Chapter 6. Profiles, Passwords, and Synonyms
Oracle provides many features that will help you secure your databases. Among these are the ability to create customized user profiles, the use of passwords and other forms of user account controls, and the use of object controls (i.e., views, roles, synonyms, and grants). This chapter describes profiles, passwords, and synonyms. You will find information on views, roles, and grants in earlier chapters.
There are two different forms of profiles available in an Oracle database: product profiles and system resource profiles. Product profiles , though the PRODUCT_PROFILE and USER_PROFILE tables, let you block access to individual Oracle products such as SQL, SQL*Plus, and PL/SQL; you can block by individual command, or you can block the entire product from access by a single user, a specific group of users, or everyone. System resource profiles , as the name implies, let you control the use of resources on your system. For example, through a system resource profile, you can limit the number of separate sessions a user can have at one time or the amount of CPU time which can be used on a per-session basis.
In Oracle8, passwords and password features have been enhanced substantially. The new password features include the ability to age and expire passwords, track password history, and lock accounts. Although these abilities have been around for years in many operating systems, they are new to Oracle databases and a very welcome addition to the stable of Oracle security measures. This chapter describes the new password features. It describes how to set password parameter values by creating or modifying a profile. It also discusses ways to avoid displaying a user's password in a command line when you need to perform work as a privileged user (for example, when testing an application).

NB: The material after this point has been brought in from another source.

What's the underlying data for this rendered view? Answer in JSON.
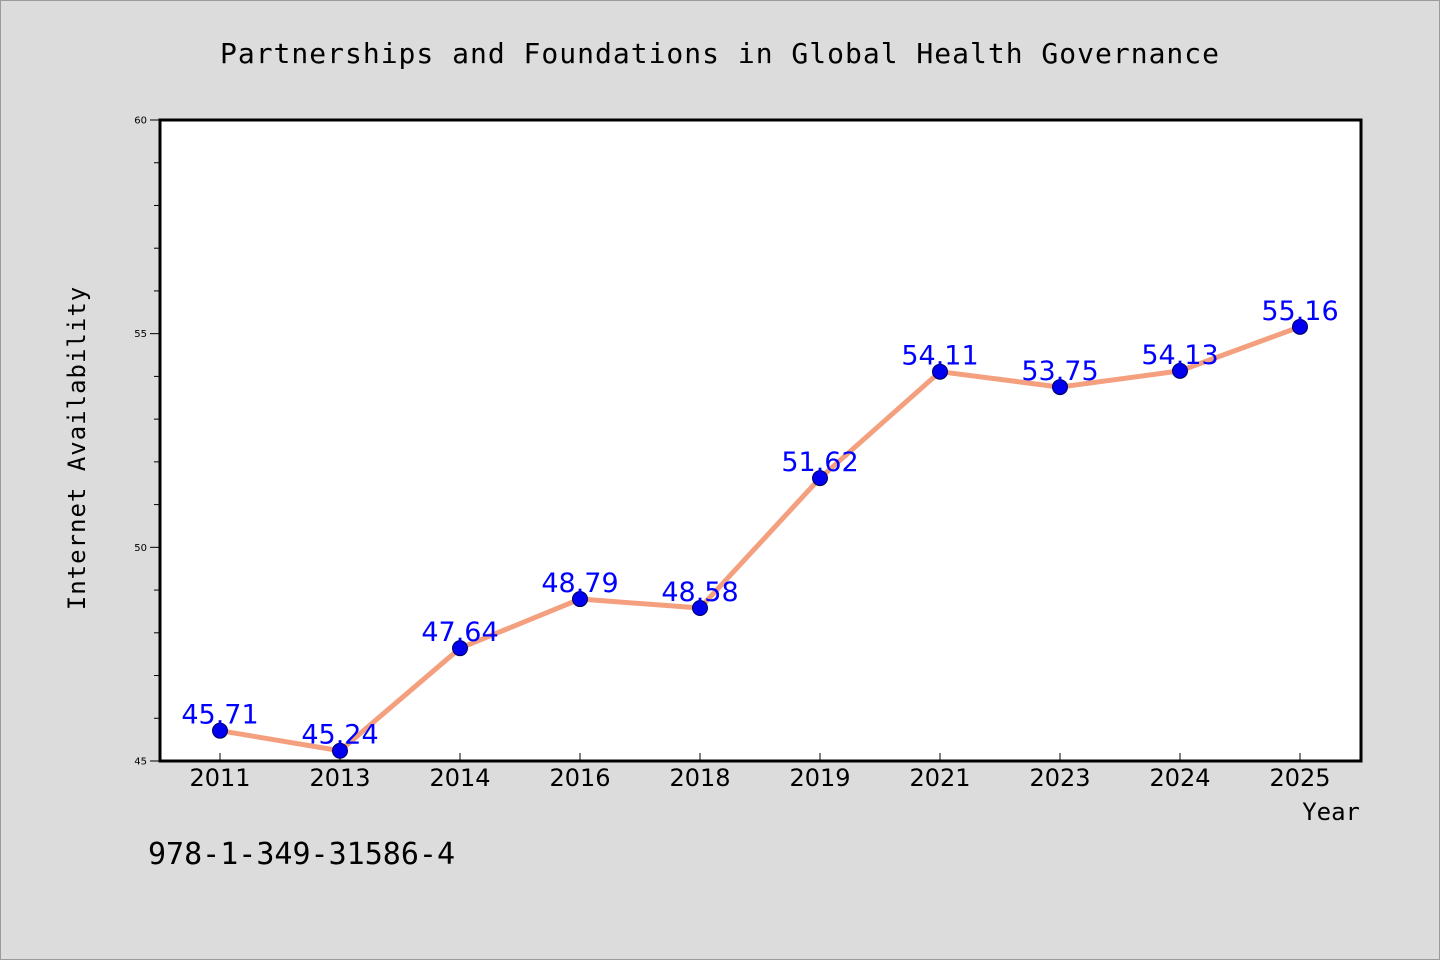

This chapter also describes synonyms . We all use synonyms every day, but we may not even notice we're doing so. Nicknames, addresses, and telephone numbers are all synonyms that represent something else; given a telephone number or address, we may respond, "That is the number or address of XXX a specific person, business, or place." Even an Internet address, the Uniform Resource Locator (URL), represents a physical machine's address. Synonyms are used in an Oracle database to represent other objects in the same way a telephone number, address, or URL identifies a person or physical location. The primary function of a synonym in the database is to provide location transparency a nice buzzword to describe the fact that you don't know where the referenced object is located. For instance, by using synonyms, developers can write code that does not reference a specific schema. When the code moves into production, the objects can be placed in another schema and, as long as the synonyms point to the correct objects in the schema, the application will work as it did in development.